Whatever they thought of her and her odd ways, people did visit the witch occasionally. Sometimes if they were ill, they would send someone to bring her back to their houses, which put the doctor's nose out of joint entirely. She had helped to deliver not a few babies in the poorer houses, and a couple in the great houses too, when the lady in childbed had taken a dislike to the doctor. She was known to be good with herbal remedies, and good, too, at untangling hearts and minds. Somehow, after an hour spent by her fireside, chatting and taking tea, people felt their lives smooth out a bit, and they went home more comfortable than they came.
In another time or place, they might have shunned the witch, or worse. They might have let mystification run amok, and come to resent or fear her, and behaved badly. As it was, on the whole they let her be, with a touch of envy and a bit of head-shaking, but nothing harsher. It was easier, and safer, for her as she grew into middle age than it had been when she was young and lithe and a magnet for the eyes of men as she walked. Her lonely house in the wood was a refuge not just for her, but for any in need of a bit of patching up. If she herself was broken, it didn't show. Her body was growing a little creaky, but her soul seemed sound. Whatever sorrows might haunt her at times---as they do all living folk---didn't shake her essential wholeness. She was at home in herself and in the world. At times, when she laid her hands on someone's pain, there was a light on her face that seemed to shine from within. Children saw it, animals felt it, and the injured and grieving warmed themselves by it.
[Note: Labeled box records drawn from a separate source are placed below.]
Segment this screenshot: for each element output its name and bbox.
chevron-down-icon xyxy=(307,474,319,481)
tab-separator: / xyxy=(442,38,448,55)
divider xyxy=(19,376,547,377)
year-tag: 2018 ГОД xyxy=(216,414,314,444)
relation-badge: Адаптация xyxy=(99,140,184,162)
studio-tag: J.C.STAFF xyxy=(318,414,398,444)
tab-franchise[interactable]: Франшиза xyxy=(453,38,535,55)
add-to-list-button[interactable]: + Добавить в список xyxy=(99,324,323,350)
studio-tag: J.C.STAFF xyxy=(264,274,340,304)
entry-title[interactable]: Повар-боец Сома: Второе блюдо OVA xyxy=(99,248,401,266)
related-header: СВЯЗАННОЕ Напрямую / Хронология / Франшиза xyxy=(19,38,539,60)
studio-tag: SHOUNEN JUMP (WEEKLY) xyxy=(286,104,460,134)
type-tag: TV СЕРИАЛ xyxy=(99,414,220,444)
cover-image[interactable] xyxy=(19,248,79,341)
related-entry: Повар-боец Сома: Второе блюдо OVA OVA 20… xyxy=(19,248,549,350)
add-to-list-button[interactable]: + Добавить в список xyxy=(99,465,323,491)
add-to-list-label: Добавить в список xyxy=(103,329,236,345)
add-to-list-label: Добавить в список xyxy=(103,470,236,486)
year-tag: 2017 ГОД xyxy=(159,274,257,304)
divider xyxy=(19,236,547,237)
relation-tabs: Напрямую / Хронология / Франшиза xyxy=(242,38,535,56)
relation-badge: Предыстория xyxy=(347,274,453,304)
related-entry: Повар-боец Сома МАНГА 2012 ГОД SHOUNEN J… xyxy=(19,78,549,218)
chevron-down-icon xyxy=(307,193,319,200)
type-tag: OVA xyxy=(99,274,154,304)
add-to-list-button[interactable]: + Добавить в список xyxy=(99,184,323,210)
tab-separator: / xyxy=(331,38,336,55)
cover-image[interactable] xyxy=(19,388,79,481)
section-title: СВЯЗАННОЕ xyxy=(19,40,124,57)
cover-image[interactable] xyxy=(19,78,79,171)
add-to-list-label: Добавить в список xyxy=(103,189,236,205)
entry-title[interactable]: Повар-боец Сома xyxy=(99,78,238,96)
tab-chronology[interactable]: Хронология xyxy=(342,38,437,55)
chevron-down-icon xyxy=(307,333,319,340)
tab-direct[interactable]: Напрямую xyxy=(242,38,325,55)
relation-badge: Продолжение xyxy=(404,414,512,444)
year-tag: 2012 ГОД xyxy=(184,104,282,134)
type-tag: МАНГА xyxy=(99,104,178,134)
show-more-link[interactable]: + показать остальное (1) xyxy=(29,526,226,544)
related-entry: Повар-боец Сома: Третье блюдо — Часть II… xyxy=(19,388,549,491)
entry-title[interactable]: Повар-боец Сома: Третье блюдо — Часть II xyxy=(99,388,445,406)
There is a grace that comes with wholeness, or perhaps wholeness is itself a grace. There is grace and wisdom in letting go, and in opening to receive, as trees do, as flowers do. It is beautiful to behold, and draws the broken beings to it, because that is the way the world works in its infinite wisdom and mystery. It is always wise to love what is different and whole unto itself, because it may have a medicine. What is whole contains the seeds of healing for what is broken. This is what the witch knew from looking at the world and living her life in her way, sound as a nut in its glossy shell: she was a part of the whole and thus unbreakable. Whatever happened to her couldn't touch the core of her; cracked or swallowed up, she was still part of the great wholeness. That was the source of any magic she had, and she knew it.
May we all find a witch's grace, soon or late.